John laughed as Dave shook his head in disbelief. Dirk snorted, clearly amused.
“So are we gonna try and decide what to do with John’s vision today, or?” Dirk said.
Rose looked to him. “Oh, we are, but it’s gotten awfully windy, don’t you think? My hair’s all getting in my face, and well, it’s probably better if we head to our house and discuss this. I can make coffee, if any of you want some.”
John frowned. Windy? He couldn’t feel any w-- oh. Oh, that’s not fucking good.

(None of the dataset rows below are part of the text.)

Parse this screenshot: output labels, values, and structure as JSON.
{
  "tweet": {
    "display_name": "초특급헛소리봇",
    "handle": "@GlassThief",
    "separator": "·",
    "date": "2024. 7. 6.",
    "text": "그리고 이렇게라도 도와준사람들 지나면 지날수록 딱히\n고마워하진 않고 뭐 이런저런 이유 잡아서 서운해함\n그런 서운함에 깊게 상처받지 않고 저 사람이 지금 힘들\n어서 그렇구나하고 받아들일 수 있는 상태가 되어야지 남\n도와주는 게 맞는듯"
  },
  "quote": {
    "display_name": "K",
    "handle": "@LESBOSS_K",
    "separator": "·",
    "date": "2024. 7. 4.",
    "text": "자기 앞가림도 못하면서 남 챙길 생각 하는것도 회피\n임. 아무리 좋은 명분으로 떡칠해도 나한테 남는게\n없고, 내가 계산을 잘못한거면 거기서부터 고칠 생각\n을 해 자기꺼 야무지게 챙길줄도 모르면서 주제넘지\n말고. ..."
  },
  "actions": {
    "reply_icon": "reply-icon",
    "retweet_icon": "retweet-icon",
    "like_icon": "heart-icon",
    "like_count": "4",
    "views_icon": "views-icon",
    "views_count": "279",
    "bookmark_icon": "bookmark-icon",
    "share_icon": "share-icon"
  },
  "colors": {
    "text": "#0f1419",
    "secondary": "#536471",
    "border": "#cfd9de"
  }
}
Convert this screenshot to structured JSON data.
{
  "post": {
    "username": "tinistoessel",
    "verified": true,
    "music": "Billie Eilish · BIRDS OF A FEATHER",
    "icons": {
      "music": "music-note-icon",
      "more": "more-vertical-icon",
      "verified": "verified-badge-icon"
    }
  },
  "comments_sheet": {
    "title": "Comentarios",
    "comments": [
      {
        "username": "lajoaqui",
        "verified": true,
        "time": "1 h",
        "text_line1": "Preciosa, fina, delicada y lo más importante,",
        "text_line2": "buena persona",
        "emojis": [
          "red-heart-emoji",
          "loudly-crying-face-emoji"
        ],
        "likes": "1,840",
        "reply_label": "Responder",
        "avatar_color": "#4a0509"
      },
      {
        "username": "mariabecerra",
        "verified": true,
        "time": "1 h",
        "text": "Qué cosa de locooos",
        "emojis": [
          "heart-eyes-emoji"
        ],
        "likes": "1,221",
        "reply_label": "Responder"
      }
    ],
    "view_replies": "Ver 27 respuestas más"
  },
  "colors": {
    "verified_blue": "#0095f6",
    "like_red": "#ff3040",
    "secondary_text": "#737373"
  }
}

There was a familiar coiling in his chest, cold and unnerving, tense like voltage running through his veins, growing more prominent by each breath. Fuck. He’d thought he could have avoided this, should have seen it coming beforehand so he could’ve made an excuse and gone home. But the retcon powers had struck him by surprise, John having thought that maybe, just maybe, today he could see his friends without the thrumming power in his body wearing him down.
He couldn’t let them see it. He’d avoided this so far, so why now?
Just as he opened his mouth to say something, nausea overrode his senses with a sharp twist that made his stomach turn dangerously. Suddenly feeling like retching, he couldn’t prevent his knees from buckling under him. At the last second, he caught his weight with his hands.
“John?” Dirk crouched down beside him. “Holy shit-- are you alright?”
John flinched as he saw his hands splayed out before him, glowing bright as sunlight. He scrambled to get away from the others, desperately trying to hide his hands in his pockets again-- but something in his throat convulsed painfully, and by instinct his hands flew up to clutch at his neck.
He heard the others yell, Dave in terrified confusion, Karkat trying to help, but Rose stopped him-- “Get away! Everyone, get away from him!” She grabbed Kanaya’s wrist, pulling her with by force and trying to distance them from John.
Dirk was still by his side, but even he was blurring out of focus from the tears pooling in John’s eyes. He couldn’t breathe. Something was clogging his throat, and he tried to cough, but something that tasted like copper filled his mouth, hot and awful and spilling over his lips and chin.
Suddenly, a hand gripped John’s arm. There was a blinding flash of light, a loud bang that made the concrete below crack.
The platform crumbled around him, and the world turned dark.